39 That being so, the Court considers that there is no legal basis for maintaining that the lump sum payable as compensation for permanent invalidity must, in an appropriate case, be increased once the injuries become consolidated, in order to take account of any currency depreciation which may have occurred in the meantime.
40 The Court considers, furthermore, that that solution, in so far as it applies to all officials, cannot be contrary to the general principles of law referred to in the pleas.
41 Consequently, that plea must be rejected.
42 It follows that the applicant' s claim for annulment must be dismissed.
The applicant' s claim that the Commission be ordered to pay him a "provisional supplement"
43 The applicant claims that the defendant should be ordered to pay him, by way of a provisional supplement to the additional allowances granted to him in respect of the aggravation of the injuries sustained in the accident which occurred on 29 March 1975, the sum of BFR 1 000 000, increased by default interest at the rate of 8% per annum as from the date to be fixed by the Court until the date of actual payment.
44 The Commission notes that neither the Staff Regulations nor the Rules enable the person concerned to request the administration to pay allowances on a provisional basis. It points out, moreover, that the obligations imposed on the administration can derive only from the annulment of one of its acts, in accordance with Article 176 of the EEC Treaty, and that the Court does not have jurisdiction to issue orders to the administration in the context of a review of legality on the basis of Article 91 of the Staff Regulations. It follows, therefore, according to the Commission, that those claims must be dismissed as inadmissible or, at least, as unfounded.

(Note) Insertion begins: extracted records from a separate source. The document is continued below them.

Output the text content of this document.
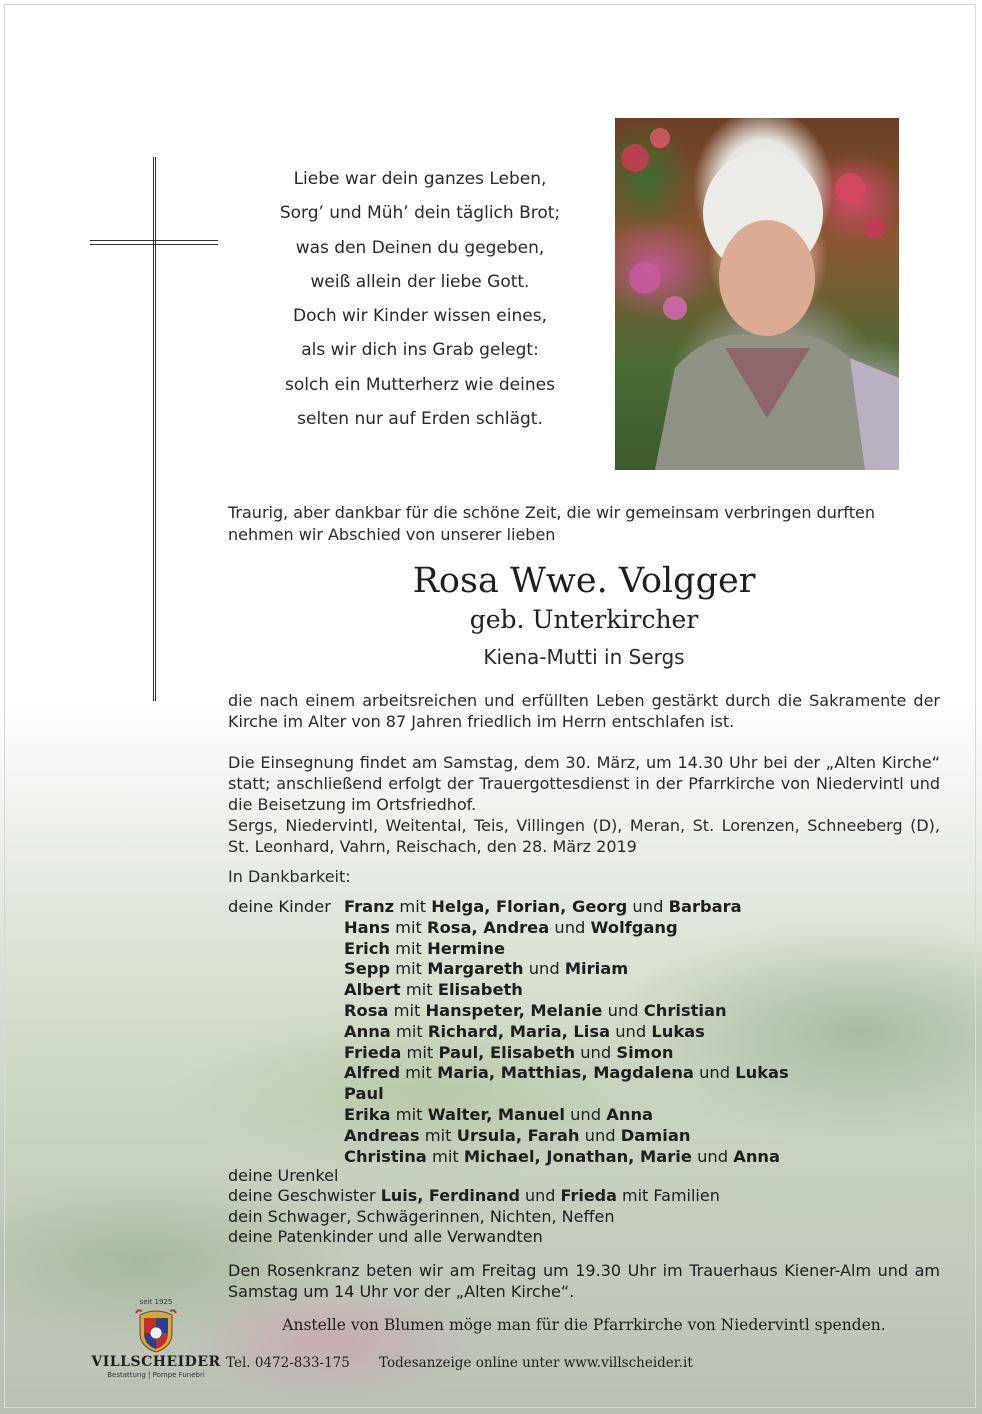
Liebe war dein ganzes Leben,
Sorg’ und Müh’ dein täglich Brot;
was den Deinen du gegeben,
weiß allein der liebe Gott.
Doch wir Kinder wissen eines,
als wir dich ins Grab gelegt:
solch ein Mutterherz wie deines
selten nur auf Erden schlägt.
Traurig, aber dankbar für die schöne Zeit, die wir gemeinsam verbringen durften nehmen wir Abschied von unserer lieben
Rosa Wwe. Volgger
geb. Unterkircher
Kiena-Mutti in Sergs
die nach einem arbeitsreichen und erfüllten Leben gestärkt durch die Sakramente der Kirche im Alter von 87 Jahren friedlich im Herrn entschlafen ist.
Die Einsegnung findet am Samstag, dem 30. März, um 14.30 Uhr bei der „Alten Kirche“ statt; anschließend erfolgt der Trauergottesdienst in der Pfarrkirche von Niedervintl und die Beisetzung im Ortsfriedhof.
Sergs, Niedervintl, Weitental, Teis, Villingen (D), Meran, St. Lorenzen, Schneeberg (D), St. Leonhard, Vahrn, Reischach, den 28. März 2019
In Dankbarkeit:
deine Kinder Franz mit Helga, Florian, Georg und Barbara
Hans mit Rosa, Andrea und Wolfgang
Erich mit Hermine
Sepp mit Margareth und Miriam
Albert mit Elisabeth
Rosa mit Hanspeter, Melanie und Christian
Anna mit Richard, Maria, Lisa und Lukas
Frieda mit Paul, Elisabeth und Simon
Alfred mit Maria, Matthias, Magdalena und Lukas
Paul
Erika mit Walter, Manuel und Anna
Andreas mit Ursula, Farah und Damian
Christina mit Michael, Jonathan, Marie und Anna
deine Urenkel
deine Geschwister Luis, Ferdinand und Frieda mit Familien
dein Schwager, Schwägerinnen, Nichten, Neffen
deine Patenkinder und alle Verwandten
Den Rosenkranz beten wir am Freitag um 19.30 Uhr im Trauerhaus Kiener-Alm und am Samstag um 14 Uhr vor der „Alten Kirche“.
Anstelle von Blumen möge man für die Pfarrkirche von Niedervintl spenden.
seit 1925
VILLSCHEIDER
Bestattung | Pompe Funebri
Tel. 0472-833-175 Todesanzeige online unter www.villscheider.it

45 The applicant replies that he is not requesting the award of additional allowances in the absence of findings by the institution' s medical officer or the Medical Committee, but the payment of an allowance to supplement those already granted and payable, in the event of his other claims being upheld, either because the additional allowances granted have been calculated on the basis of the amounts of monthly salary received during the twelve months before the accident (29 March 1975)instead of on the basis of the amounts of monthly salary received during the twelve months before the date of the consolidation of the aggravation of the injuries (23 November 1988), or, in the alternative, because the additional allowances granted have not taken currency depreciation into account. As regards the jurisdiction of the Court to hear and determine that claim, he states that, in disputes involving the civil service, the Court has unlimited jurisdiction in disputes of a pecuniary nature and that what he is seeking is merely an order for payment of "the amount of the underpayment".

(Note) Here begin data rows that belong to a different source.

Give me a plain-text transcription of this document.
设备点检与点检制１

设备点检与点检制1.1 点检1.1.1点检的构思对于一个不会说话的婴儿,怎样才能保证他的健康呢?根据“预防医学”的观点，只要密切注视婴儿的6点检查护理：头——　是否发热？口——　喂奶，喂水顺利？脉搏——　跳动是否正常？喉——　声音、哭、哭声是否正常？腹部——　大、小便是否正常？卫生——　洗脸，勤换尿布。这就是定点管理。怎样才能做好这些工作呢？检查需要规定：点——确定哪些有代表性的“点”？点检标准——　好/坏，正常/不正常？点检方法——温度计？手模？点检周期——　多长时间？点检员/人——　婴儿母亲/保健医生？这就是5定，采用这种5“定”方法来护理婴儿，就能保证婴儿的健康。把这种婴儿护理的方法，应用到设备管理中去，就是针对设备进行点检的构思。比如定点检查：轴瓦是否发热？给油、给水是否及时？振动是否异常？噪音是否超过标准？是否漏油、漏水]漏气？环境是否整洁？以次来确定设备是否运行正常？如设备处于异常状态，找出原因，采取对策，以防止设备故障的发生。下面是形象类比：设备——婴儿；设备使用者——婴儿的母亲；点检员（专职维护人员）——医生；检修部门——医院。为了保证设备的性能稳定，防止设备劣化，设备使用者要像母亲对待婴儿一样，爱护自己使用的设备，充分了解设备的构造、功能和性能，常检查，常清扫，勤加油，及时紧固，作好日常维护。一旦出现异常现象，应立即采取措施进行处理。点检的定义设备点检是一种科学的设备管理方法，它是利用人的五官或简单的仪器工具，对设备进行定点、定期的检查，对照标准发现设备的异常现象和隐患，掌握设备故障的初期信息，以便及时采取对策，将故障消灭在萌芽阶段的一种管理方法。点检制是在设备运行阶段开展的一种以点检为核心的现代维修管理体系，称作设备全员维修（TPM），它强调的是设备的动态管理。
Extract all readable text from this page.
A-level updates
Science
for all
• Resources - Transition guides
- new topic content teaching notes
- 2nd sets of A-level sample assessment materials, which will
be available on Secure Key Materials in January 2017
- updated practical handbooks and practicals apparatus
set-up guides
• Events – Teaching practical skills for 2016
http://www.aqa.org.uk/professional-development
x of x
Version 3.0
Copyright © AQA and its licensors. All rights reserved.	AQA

46 Since the Court has dismissed the claims of the applicant relating to the methods of calculating the lump sum provided for in Article 73(2)(c)of the Staff Regulation, it is necessary to dismiss the claim, the outcome of which depends on that of the foregoing claims.

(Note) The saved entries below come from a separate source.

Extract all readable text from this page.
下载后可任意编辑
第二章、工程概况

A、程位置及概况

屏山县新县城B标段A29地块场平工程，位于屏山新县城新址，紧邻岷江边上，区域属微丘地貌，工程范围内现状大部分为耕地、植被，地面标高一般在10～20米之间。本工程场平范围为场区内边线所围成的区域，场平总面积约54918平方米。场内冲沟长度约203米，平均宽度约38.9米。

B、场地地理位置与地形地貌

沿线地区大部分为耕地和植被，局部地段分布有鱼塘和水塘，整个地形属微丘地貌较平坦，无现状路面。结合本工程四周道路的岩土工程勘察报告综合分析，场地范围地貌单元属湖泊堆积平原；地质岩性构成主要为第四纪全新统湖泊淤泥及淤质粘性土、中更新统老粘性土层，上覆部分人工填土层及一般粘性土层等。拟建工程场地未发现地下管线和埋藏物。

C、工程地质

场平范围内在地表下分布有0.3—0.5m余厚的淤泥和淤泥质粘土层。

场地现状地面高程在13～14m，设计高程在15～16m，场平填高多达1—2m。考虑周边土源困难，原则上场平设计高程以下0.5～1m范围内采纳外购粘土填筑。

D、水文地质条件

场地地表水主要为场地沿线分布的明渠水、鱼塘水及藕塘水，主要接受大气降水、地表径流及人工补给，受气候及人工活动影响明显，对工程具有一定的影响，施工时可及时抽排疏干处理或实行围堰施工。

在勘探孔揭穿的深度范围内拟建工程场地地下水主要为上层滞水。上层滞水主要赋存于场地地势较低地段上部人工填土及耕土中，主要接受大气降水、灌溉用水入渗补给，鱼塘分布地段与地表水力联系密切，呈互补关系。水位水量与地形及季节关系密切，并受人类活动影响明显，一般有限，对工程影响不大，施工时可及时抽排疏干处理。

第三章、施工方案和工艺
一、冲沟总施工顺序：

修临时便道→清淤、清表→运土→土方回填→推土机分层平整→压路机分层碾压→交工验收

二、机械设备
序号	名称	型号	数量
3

47 It follows that the application must be dismissed.
Costs
48 Under Article 87(2)of the Rules of Procedure of the Court of First Instance, the unsuccessful party is to be ordered to pay the costs if they have been applied for in the successful party' s pleadings. However, Article 88 of those Rules provides that in proceedings brought by servants of the Communities, the institutions are to bear their own costs.
On those grounds,
THE COURT OF FIRST INSTANCE (Fourth Chamber)
hereby:
1. Dismisses the application;
2. Orders the parties to bear their own costs.